2. Opposition lawmakers stage ‘trial’ of Venezuelan leader
Media: Agence France-Presse (AFP)
Date: 01 November 2016
Caracas, Nov 1, 2016 (AFP) – Opposition lawmakers were to stage a “political trial” of Venezuelan President Nicolas Maduro on Tuesday after a blocked bid to oust the deeply unpopular leader through a referendum.
But the proceedings in the opposition-dominated National Assembly are largely seen as symbolic, said one analyst, Luis Vicente Leon.
Maduro has dismissed the mock trial, saying it was not provided for under the constitution and amounted to an attempt to overthrow his embattled government.

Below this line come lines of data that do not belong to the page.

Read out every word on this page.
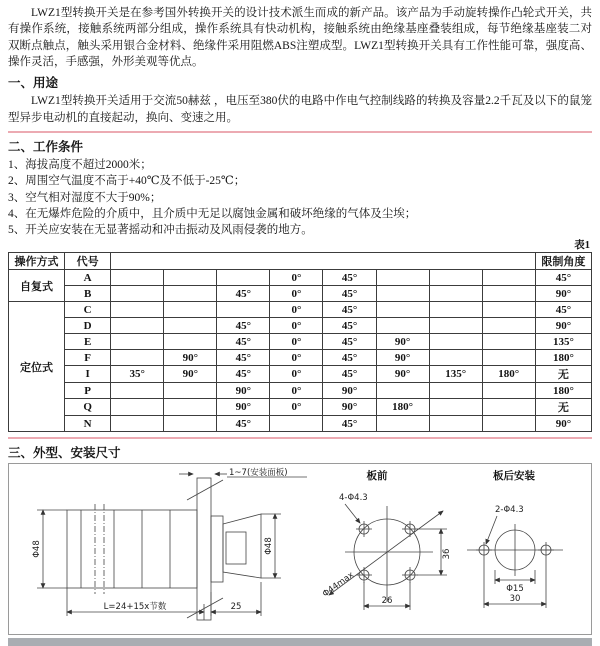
LWZ1型转换开关是在参考国外转换开关的设计技术派生而成的新产品。该产品为手动旋转操作凸轮式开关，共有操作系统，接触系统两部分组成，操作系统具有快动机构，接触系统由绝缘基座叠装组成，每节绝缘基座装二对双断点触点，触头采用银合金材料、绝缘件采用阻燃ABS注塑成型。LWZ1型转换开关具有工作性能可靠，强度高、操作灵活，手感强，外形美观等优点。

一、用途

LWZ1型转换开关适用于交流50赫兹 ，电压至380伏的电路中作电气控制线路的转换及容量2.2千瓦及以下的鼠笼型异步电动机的直接起动，换向、变速之用。

二、工作条件
1、海拔高度不超过2000米；
2、周围空气温度不高于+40℃及不低于-25℃；
3、空气相对湿度不大于90%；
4、在无爆炸危险的介质中，且介质中无足以腐蚀金属和破坏绝缘的气体及尘埃；
5、开关应安装在无显著摇动和冲击振动及风雨侵袭的地方。
表1
操作方式	代号									限制角度
自复式	A				0°	45°				45°
	B			45°	0°	45°				90°
定位式	C				0°	45°				45°
	D			45°	0°	45°				90°
	E			45°	0°	45°	90°			135°
	F		90°	45°	0°	45°	90°			180°
	I	35°	90°	45°	0°	45°	90°	135°	180°	无
	P			90°	0°	90°				180°
	Q			90°	0°	90°	180°			无
	N			45°		45°				90°
三、外型、安装尺寸
Φ48	Φ48
L=24+15x节数	25
1~7(安装面板)	板前
Φ44max
4-Φ4.3
26
36
板后安装
2-Φ4.3
Φ15
30
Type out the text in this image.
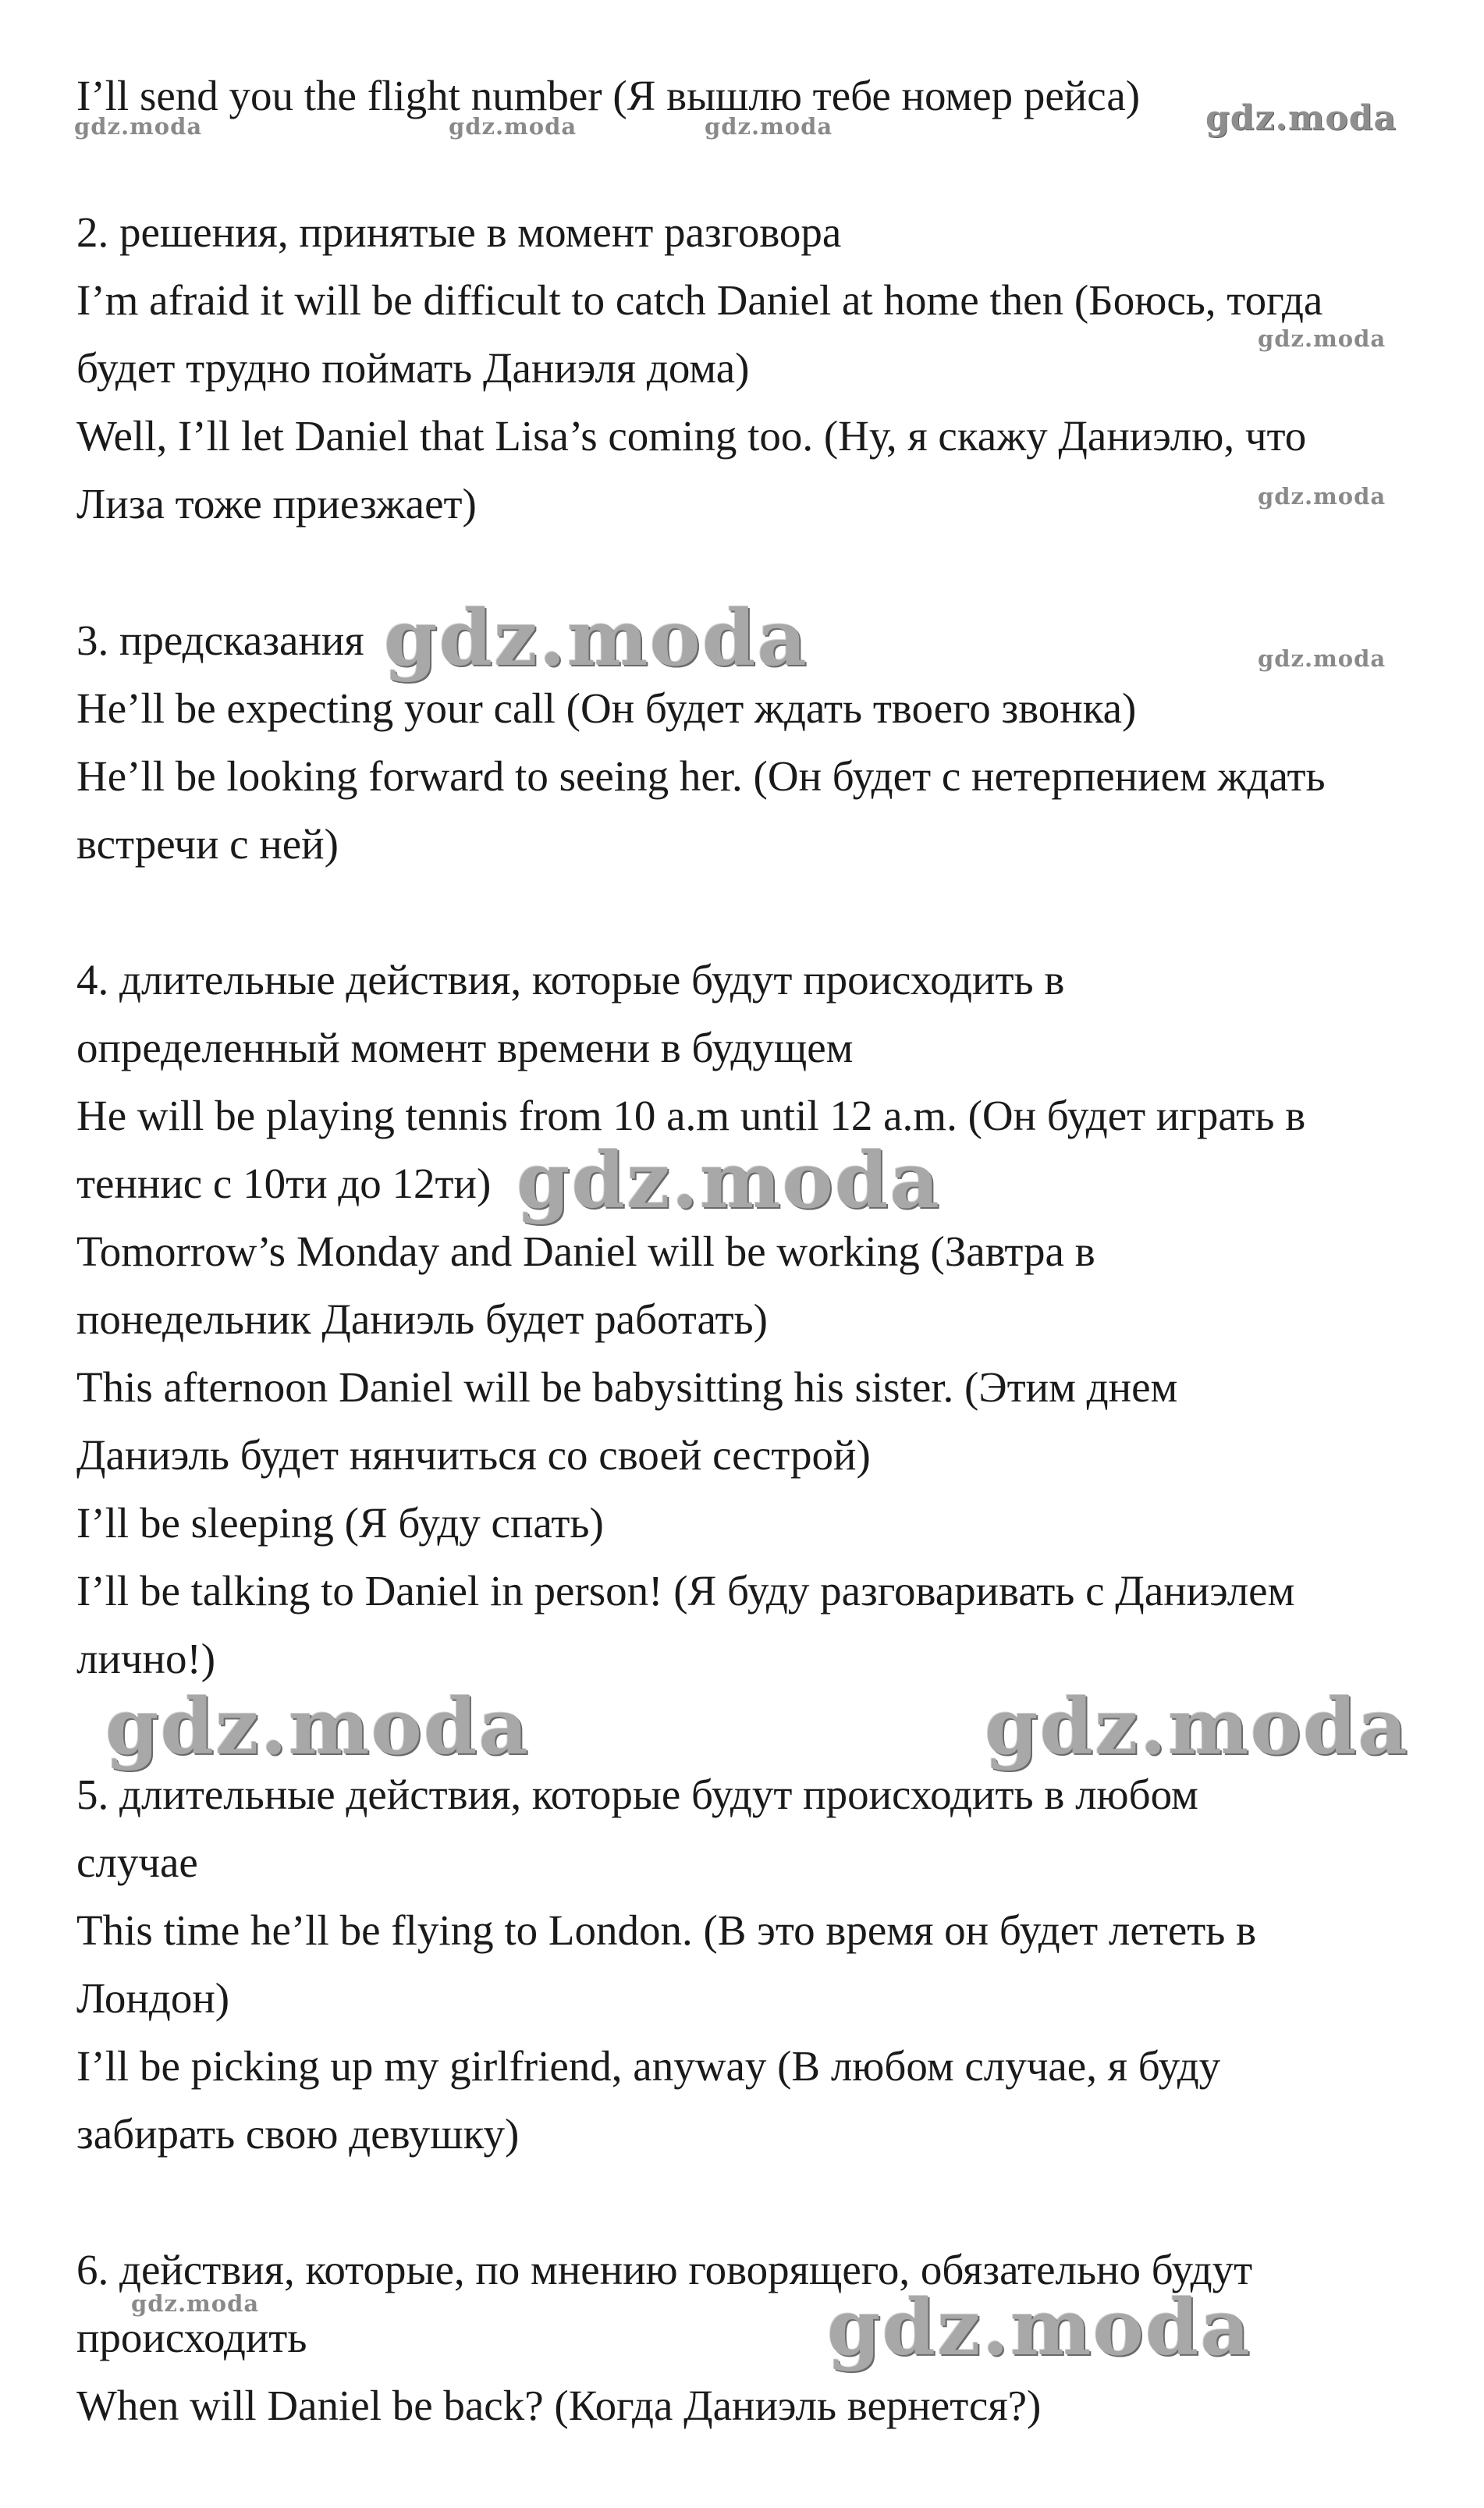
I’ll send you the flight number (Я вышлю тебе номер рейса)
2. решения, принятые в момент разговора
I’m afraid it will be difficult to catch Daniel at home then (Боюсь, тогда
будет трудно поймать Даниэля дома)
Well, I’ll let Daniel that Lisa’s coming too. (Ну, я скажу Даниэлю, что
Лиза тоже приезжает)
3. предсказания
He’ll be expecting your call (Он будет ждать твоего звонка)
He’ll be looking forward to seeing her. (Он будет с нетерпением ждать
встречи с ней)
4. длительные действия, которые будут происходить в
определенный момент времени в будущем
He will be playing tennis from 10 a.m until 12 a.m. (Он будет играть в
теннис с 10ти до 12ти)
Tomorrow’s Monday and Daniel will be working (Завтра в
понедельник Даниэль будет работать)
This afternoon Daniel will be babysitting his sister. (Этим днем
Даниэль будет нянчиться со своей сестрой)
I’ll be sleeping (Я буду спать)
I’ll be talking to Daniel in person! (Я буду разговаривать с Даниэлем
лично!)
5. длительные действия, которые будут происходить в любом
случае
This time he’ll be flying to London. (В это время он будет лететь в
Лондон)
I’ll be picking up my girlfriend, anyway (В любом случае, я буду
забирать свою девушку)
6. действия, которые, по мнению говорящего, обязательно будут
происходить
When will Daniel be back? (Когда Даниэль вернется?)
gdz.moda	gdz.moda	gdz.moda	gdz.moda
gdz.moda
gdz.moda
gdz.moda	gdz.moda
gdz.moda
gdz.moda	gdz.moda
gdz.moda	gdz.moda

3. UPDATE: Venezuela opposition bets on risky truce with Maduro
Media: Agence France-Presse (AFP)
Date: 02 November 2016
Caracas, Nov 2, 2016 (AFP) – Venezuela’s opposition began a tense truce Wednesday with President Nicolas Maduro, but supporters accused it of betraying them and analysts warned the strategy risked backfiring.
With Pope Francis’s blessing, Maduro and top opposition leaders have agreed to sit down to Vatican-mediated talks starting November 11, seeking an exit from a nasty political crisis and economic melt-down.
But not everyone is on board with the opposition’s new strategy — including 16 dissenting parties in its own coalition, the Democratic Unity Roundtable (MUD), and many of its supporters.
4. Venezuelan President Maduro tells opposition, ‘the revolution will continue’
Media: EFE (Spain)
Date: 03 November 2016
CARACAS – The Venezuelan opposition needs to understand that “the revolution is going to continue,” President Nicolás Maduro said Thursday, while urging his political foes to remain part of the dialogue the two sides began earlier this week.
The revolution begun in 1999 by his predecessor, the late Hugo Chávez, “is irreversible,” Maduro said in a speech at the presidential palace.
He said that his opponents “must learn to co-exist with the revolution” and to accept the principle of democratic governance.
5. Pope’s envoy warns of bloodshed if Venezuela talks fail: paper
Date: 05 November 2016
Venezuela is going through a “very ugly” situation and there could be bloodshed ahead if talks between the government and opposition fail, a papal envoy told an Argentine newspaper after his visit to Venezuela this week.
Archbishop Claudio Maria Celli had been in Caracas for Vatican-convened talks as an angry opposition stepped up its protests against socialist President Nicolas Maduro after authorities scuttled a recall referendum.
The oil-rich country is also suffering from a prolonged recession and severe shortages of food and medicine.